A friend (who is a bit sad) has spent ages on spreadsheets, calculating the cost of ownership for his (and other people's) cars and it's amazing how close it can be in terms of the overall cost over a given period. Some of the older cars he has owned, although cheap to buy, have cost the most overall. Currently he leases a Skoda Octavia. It isn't exciting by any stretch of the imagination, but the deposit was about £500 and it's just under £150 per month for two years. There will be no surprise repair bills, as it's all covered by the warranty. He will just have to pay for one minor service. It's fixed cost motoring and, for a lot of people, it's a very convenient way to do it and worth the extra expense for peace of mind. Every two years, he simply picks the car that suits him best that's on the best special offer and repeats. I would also say, if you're going PCP, only do it on a car that will have warranty for the length of time you plan to own it. Again, it reduces the risk. I cringe when I see people taking out finance on 5+ year old cars with high miles. If it goes wrong, you could lose a lot of money, very quickly. I remember a friend financing a Focus TDCI Sport (several years ago obviously!). The warranty ran out, then the car did it's fuel pump and injectors. It cost £2500 to put it right. He ended up keeping it for years because it had cost him so much. That wouldn't happen on a new/nearly new car with a warranty.

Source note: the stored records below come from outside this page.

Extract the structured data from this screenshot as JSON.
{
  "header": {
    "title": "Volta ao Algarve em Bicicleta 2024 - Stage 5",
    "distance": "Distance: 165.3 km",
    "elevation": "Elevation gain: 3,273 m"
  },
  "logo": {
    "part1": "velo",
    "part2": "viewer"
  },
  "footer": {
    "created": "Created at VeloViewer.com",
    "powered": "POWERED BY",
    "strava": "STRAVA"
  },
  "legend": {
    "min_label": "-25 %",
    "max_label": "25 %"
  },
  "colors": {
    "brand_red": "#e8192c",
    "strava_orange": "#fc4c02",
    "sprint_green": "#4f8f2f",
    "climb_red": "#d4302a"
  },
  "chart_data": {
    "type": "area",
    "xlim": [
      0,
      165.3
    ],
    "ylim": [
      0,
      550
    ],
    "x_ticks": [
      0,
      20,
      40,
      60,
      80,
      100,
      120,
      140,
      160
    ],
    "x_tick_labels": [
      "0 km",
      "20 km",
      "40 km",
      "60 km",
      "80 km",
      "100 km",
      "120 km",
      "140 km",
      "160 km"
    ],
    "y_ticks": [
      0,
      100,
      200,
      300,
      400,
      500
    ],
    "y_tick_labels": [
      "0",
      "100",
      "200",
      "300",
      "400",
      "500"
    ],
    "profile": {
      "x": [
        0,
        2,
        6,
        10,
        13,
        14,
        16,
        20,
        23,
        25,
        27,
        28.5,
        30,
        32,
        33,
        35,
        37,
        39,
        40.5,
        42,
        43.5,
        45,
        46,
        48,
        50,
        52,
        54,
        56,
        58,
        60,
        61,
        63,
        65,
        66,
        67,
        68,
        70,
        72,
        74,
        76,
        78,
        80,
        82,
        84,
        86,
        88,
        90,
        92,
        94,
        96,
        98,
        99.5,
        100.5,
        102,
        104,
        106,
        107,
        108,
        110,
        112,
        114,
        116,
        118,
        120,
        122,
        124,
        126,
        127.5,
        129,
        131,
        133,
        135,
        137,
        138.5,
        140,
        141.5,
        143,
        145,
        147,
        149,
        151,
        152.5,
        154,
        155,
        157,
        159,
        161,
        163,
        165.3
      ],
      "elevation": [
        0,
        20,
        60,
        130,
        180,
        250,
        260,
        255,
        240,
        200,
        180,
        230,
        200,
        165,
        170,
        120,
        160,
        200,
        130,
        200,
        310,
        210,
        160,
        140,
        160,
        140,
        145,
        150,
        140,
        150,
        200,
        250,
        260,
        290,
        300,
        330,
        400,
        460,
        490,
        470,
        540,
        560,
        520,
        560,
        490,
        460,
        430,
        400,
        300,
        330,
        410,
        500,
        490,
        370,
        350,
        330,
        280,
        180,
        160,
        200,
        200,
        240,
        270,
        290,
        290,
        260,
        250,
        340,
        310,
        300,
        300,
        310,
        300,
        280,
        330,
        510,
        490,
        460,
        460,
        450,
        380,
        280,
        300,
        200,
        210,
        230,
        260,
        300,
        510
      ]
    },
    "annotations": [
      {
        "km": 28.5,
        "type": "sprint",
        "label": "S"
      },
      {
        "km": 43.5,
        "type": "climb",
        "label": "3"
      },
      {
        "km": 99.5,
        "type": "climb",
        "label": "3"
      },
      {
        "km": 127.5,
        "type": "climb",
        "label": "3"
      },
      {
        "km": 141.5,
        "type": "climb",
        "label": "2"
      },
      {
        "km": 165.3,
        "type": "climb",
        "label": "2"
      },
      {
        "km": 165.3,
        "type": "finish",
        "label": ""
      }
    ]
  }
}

It's also worth noting that you often get better interest rates on new cars instead of used ones. I was looking at a Focus ST a couple of years ago. A new one, with some discount, worked out cheaper than buying one that was six months old because the interest on the PCP was c.3%, rather than c.14% on the used one. A personal loan is often a better solution if you're buying used. The interest rate will typically be lower and you will own the car outright. You will have to borrow the whole amount of course though, as the PCP will have a balloon payment that pushes the monthly cost down. You could always take the loan out over a longer period than you intend to keep the car though. Then pay it off when you come to sell.

Ultimately, buying any car comes with a certain amount of risk and cost. What works for one person won't necessarily work for another.